On Friday, Benson’s lead attorney, Phil Wittmann, said the billionaire was “happy” with the settlement agreement and was moving forward with plans to leave control of all his businesses to Gayle.
Benson argued that he had provided the necessary equivalent value to reclaim the assets in the trusts by canceling tens of millions of dollars’ worth of debt and handing over roughly a half-billion dollars’ worth of promissory notes due in about 25 years. The officials overseeing the trusts contested that claim.
Earlier this month, in somewhat of a split ruling, Milazzo denied a request to rule in the trustees’ favor without listening to witness testimony and oral arguments.
At the same time, Milazzo rejected a request from Benson’s attorneys to seal numerous pieces of evidence that could have been used at the trial. Benson contended that allowing his personal and professional financial information to be aired in public could harm his business dealings, along with those of his sports teams and the leagues to which they belong.
The trustees argued that granting such a request would force Milazzo to bar the public from the courtroom for large portions of the trial, violating citizens’ right to access court proceedings.

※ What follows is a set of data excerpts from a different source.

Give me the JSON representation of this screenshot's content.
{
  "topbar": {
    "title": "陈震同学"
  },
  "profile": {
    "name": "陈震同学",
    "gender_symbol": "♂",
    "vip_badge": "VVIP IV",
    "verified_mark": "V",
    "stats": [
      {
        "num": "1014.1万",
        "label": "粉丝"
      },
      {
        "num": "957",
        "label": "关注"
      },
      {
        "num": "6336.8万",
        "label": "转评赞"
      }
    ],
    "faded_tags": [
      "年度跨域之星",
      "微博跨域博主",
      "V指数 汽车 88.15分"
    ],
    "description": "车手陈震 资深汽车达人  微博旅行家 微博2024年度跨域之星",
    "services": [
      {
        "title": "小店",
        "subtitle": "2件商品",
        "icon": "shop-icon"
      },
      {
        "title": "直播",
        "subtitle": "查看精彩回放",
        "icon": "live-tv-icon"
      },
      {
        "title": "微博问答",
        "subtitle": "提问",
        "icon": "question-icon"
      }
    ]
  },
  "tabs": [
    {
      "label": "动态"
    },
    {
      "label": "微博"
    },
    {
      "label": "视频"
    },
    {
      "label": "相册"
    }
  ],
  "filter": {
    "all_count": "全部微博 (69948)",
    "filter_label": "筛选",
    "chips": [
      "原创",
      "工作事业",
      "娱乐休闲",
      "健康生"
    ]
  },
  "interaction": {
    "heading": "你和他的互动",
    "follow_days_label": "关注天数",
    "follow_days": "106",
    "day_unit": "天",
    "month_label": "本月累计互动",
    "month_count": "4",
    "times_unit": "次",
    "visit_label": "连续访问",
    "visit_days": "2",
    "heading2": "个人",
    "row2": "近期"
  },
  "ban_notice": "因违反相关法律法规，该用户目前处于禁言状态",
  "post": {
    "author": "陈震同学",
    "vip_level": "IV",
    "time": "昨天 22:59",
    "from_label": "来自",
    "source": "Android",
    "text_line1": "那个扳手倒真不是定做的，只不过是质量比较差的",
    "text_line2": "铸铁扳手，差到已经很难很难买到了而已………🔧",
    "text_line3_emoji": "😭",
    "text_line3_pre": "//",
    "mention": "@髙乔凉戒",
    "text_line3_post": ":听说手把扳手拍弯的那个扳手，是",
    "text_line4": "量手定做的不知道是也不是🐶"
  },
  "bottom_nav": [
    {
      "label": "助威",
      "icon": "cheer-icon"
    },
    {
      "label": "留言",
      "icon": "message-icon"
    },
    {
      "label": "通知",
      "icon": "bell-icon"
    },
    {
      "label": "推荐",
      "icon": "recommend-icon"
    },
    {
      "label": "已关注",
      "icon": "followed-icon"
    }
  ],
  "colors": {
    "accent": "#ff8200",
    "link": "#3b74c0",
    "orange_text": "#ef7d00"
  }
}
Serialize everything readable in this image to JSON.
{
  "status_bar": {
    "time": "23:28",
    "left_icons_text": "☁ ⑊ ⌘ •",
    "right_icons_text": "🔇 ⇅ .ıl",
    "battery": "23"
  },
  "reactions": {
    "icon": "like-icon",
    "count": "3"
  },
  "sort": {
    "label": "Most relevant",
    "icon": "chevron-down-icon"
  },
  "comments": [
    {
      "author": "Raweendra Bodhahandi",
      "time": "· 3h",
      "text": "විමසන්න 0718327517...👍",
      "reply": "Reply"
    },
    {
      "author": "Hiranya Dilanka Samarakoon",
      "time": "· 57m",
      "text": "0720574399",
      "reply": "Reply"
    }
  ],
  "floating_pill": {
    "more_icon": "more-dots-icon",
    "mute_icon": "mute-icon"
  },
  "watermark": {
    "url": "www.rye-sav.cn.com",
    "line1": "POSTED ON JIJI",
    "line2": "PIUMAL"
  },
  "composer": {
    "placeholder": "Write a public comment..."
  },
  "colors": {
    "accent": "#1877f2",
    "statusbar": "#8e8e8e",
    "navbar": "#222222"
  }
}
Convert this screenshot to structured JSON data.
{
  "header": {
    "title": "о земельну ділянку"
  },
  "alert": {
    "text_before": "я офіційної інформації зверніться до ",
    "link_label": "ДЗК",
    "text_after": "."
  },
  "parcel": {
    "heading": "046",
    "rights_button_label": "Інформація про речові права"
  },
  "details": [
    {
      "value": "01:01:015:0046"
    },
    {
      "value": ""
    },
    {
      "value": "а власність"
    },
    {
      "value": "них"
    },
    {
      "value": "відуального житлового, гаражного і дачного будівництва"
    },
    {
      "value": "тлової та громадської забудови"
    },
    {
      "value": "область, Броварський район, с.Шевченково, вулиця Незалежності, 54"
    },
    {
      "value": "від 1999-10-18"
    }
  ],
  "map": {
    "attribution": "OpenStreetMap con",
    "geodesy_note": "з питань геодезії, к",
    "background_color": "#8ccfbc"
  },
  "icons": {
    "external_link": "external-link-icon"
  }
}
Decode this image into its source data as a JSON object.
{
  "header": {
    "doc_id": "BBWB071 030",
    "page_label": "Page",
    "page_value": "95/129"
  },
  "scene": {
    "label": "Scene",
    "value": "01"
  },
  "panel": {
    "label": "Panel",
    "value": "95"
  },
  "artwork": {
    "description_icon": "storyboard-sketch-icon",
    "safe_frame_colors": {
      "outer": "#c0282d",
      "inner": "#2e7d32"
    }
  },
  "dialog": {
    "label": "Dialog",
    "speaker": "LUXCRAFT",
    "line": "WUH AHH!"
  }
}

Had the case gone to trial, many of the witnesses would have been experts offering technical testimony supporting and opposing the argument that Benson was proposing a swap of equivalent value. But it was expected that Benson, as the plaintiff in the case, also would have to testify in open court, something he has not done in other proceedings related to the family feud.
After Benson announced he was changing his succession plans and barring his daughter and grandchildren from any role in his life and his businesses, they challenged his mental fitness to make such decisions. But a New Orleans Civil District Court judge found Benson was mentally competent to handle his own affairs after a closed-door trial in June 2015, and two higher courts have since left that ruling in place.
On another front of the legal battle, Benson and his daughter agreed that she would take over control of a family trust fund established in Texas prior to his purchase of the Saints and Pelicans. That case also was settled shortly before it was due to go to trial this year. Benson probably would have had to testify in that trial as well.
Both sides had incentive to settle the federal lawsuit before a trial. A lengthy, expensive appeals process likely would have followed a decision from Milazzo, no matter which side it favored.
Update, July 20, 2016: Milazzo had asked the parties in the case to report to her on July 20, but that date was postponed until Aug. 19 to give each side more time to finalize the details of the settlement agreement struck in June.